Née à l’Est et formatée par un "communisme naïf et printanier". Exposée très jeune aux lumières de l’Ouest. Coincée entre deux systèmes ? Elle choisira de rester "soumise" à sa conscience en modelant sa liberté. Alors que les femmes à l’Ouest cherchaient à s’émanciper, la petite Nadia semblait exister par delà les frontières par souci de perfection sportive … Un point de vue toujours d'actualité (?) sur le Lien profond qui unit l’Est et l’Ouest : «Crever de solitude dans son appartement ou crever de froid dehors ? ». Elle dira en 1989 à 28 ans : « Je rêvais de liberté, j’arrive aux Etats-Unis et je me dis : c’est çà la liberté ? Je suis dans un pays libre et je ne suis pas libre ? Mais où, alors, pourrai-je être libre ?».





    • « Good bye Lenin »
    Un film allemand de Wolfgang Becker (2002), scénario de Wolfgang Becker et Bernd Lichtenberg, avec Daniel Brühl (Alex Kerner), Katrin Sass (Christiane Kerner), Chulpan Khamatova (Lara), Maria Simon (Ariane), Alexander Beyer (Rainer).
    « Berlin-Est à l'été 1990. L'Allemagne se réunifie. Le socialisme réel est mis au rancart à vitesse grand V. Pour sa mère qui sort d'un coma de huit mois, un fils recrée une RDA qui n’existe plus ».
    Au sein d’une famille bien sous tout rapport : le thème de la réunification allemande sur fond de failles des systèmes socialiste et capitaliste.
    Rien de provoquant, c’est mélancolique et sentimental. Humilité et générosité qui s’évaporent à la tombée des briques du mur à Berlin en 1989.
    Réflexion sur une certaine idée du paradis perdu à l’Est qui rencontre la "sauvagerie" et l'individualisme de l’Ouest.
    Avoir un idéal, était-ce bien raisonnable ??

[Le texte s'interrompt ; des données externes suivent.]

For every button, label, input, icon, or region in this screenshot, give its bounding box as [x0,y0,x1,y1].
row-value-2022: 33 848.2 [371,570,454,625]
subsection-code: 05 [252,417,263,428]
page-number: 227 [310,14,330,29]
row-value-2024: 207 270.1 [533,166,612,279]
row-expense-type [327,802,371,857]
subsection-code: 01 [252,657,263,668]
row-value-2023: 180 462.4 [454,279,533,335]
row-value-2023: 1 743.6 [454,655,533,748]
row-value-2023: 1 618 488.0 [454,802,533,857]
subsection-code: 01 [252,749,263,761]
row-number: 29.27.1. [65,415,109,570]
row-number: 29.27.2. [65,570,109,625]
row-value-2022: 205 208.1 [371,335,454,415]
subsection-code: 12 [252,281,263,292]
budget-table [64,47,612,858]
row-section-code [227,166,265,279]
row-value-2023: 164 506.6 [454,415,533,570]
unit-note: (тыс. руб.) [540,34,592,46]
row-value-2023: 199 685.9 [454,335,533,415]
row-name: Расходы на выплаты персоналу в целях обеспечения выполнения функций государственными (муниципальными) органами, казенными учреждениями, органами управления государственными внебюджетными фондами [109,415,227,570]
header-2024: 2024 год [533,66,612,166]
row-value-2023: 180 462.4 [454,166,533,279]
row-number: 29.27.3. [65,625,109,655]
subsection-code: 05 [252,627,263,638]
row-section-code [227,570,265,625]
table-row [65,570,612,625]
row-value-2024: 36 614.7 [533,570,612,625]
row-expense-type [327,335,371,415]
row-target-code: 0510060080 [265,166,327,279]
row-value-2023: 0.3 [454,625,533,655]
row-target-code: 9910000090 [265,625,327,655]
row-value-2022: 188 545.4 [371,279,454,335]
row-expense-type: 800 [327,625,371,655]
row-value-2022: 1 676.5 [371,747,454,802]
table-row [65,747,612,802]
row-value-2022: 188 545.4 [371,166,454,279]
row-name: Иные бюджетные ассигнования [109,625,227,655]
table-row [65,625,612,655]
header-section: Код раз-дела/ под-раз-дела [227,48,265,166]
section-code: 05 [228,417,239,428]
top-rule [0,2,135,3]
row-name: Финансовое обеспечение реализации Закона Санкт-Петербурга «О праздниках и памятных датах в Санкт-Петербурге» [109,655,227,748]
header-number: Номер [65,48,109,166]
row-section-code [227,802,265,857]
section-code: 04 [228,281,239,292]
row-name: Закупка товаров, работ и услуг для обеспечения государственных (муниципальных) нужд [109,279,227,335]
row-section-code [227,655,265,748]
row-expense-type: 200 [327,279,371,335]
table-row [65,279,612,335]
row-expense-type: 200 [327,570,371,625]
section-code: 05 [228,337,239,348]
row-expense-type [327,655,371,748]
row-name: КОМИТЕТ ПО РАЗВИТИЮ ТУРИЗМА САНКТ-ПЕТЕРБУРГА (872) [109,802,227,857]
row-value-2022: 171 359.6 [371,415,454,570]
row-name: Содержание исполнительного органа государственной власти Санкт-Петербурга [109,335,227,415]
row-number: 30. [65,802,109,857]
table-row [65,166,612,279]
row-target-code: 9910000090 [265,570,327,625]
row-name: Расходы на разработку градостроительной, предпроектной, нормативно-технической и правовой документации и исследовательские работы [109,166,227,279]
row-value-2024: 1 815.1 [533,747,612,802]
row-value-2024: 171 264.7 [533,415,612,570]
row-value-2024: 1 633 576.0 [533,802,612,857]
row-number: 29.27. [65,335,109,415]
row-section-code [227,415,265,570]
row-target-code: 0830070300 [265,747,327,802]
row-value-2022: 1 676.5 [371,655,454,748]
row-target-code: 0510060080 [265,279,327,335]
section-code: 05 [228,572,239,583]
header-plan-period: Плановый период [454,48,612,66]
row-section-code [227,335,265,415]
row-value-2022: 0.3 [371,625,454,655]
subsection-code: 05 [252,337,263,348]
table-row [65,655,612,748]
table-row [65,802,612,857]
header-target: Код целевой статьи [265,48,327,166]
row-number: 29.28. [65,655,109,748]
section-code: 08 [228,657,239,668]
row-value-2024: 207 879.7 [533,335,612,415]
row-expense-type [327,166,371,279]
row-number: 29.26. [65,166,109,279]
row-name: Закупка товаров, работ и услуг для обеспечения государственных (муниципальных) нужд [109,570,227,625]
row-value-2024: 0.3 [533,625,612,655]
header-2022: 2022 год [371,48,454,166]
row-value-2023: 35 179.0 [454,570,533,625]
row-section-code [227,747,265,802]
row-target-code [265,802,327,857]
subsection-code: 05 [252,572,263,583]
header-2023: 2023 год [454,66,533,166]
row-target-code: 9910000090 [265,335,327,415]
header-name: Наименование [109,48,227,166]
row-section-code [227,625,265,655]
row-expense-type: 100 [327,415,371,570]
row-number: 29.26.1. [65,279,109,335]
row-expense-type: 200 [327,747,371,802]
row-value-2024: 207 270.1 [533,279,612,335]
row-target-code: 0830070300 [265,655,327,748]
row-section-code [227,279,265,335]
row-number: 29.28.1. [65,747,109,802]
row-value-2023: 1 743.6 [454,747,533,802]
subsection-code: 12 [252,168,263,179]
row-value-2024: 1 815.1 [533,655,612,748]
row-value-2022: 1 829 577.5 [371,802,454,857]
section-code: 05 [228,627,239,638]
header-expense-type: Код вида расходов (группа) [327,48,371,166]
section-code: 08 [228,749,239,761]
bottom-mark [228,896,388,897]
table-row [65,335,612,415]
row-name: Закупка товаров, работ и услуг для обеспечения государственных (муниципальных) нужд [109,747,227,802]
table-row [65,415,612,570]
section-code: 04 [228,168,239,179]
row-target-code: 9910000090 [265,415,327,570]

    « Libres enfants de Summerhill » = un livre de Alexander O’Neil, célèbre psychiatre anglais.
    « Summerhill, c’est l’aventure d’une école autogérée fondée en 1921 dans la région de Londres. Son fondateur, le psychanalyste A. S. Neill, a mis les découvertes psychanalytiques au service de l’éducation. Il s’est dressé contre l’école traditionnelle soucieuse d’instruire mais non pas d’éduquer. Il s’est dressé contre les parents hantés par le critère du succès (l’argent). Il s’est insurgé contre un système social qui forme, dit-il, des individus “manipulés” et dociles, nécessaires à l’ensemble bureaucratique hautement hiérarchisé de notre ère industrielle.  Education libre et originale suscitant de nombreux débats pédagogiques et contribuant à relancer la question des droits de l’enfant ».
    • « Sophie Scholl : non à la lâcheté » = un livre de Jean- Claude Mourlevat aux Editions Actes sud Junior.
    Roman historique. Depuis toujours, il y a dans le monde des hommes et des femmes qui ont su dire non à ce qui leur paraissait inacceptable …
    « Elle voulait passer inaperçue, devenir invisible. Or, il lui semble qu’elle occupe tout l’espace, qu’on ne voit qu’elle, dans la gare. La poignée de la valise lui brûle les doigts. Car la menace est partout, qui rôde : les soldats de la Wehrmacht, la police criminelle, la Gestapo. Aussi longtemps qu’elle tient cette valise au bout de son bras, elle est en danger de mort. Et elle le sait ».








    « Notre vie n’est pas la nôtre. Nous sommes liés aux autres, dans le passé, dans le présent, et l’avenir.
     Je suis persuadé qu’un autre monde nous attend, 
    un monde meilleur, et c’est là bas que je t’attendrais ».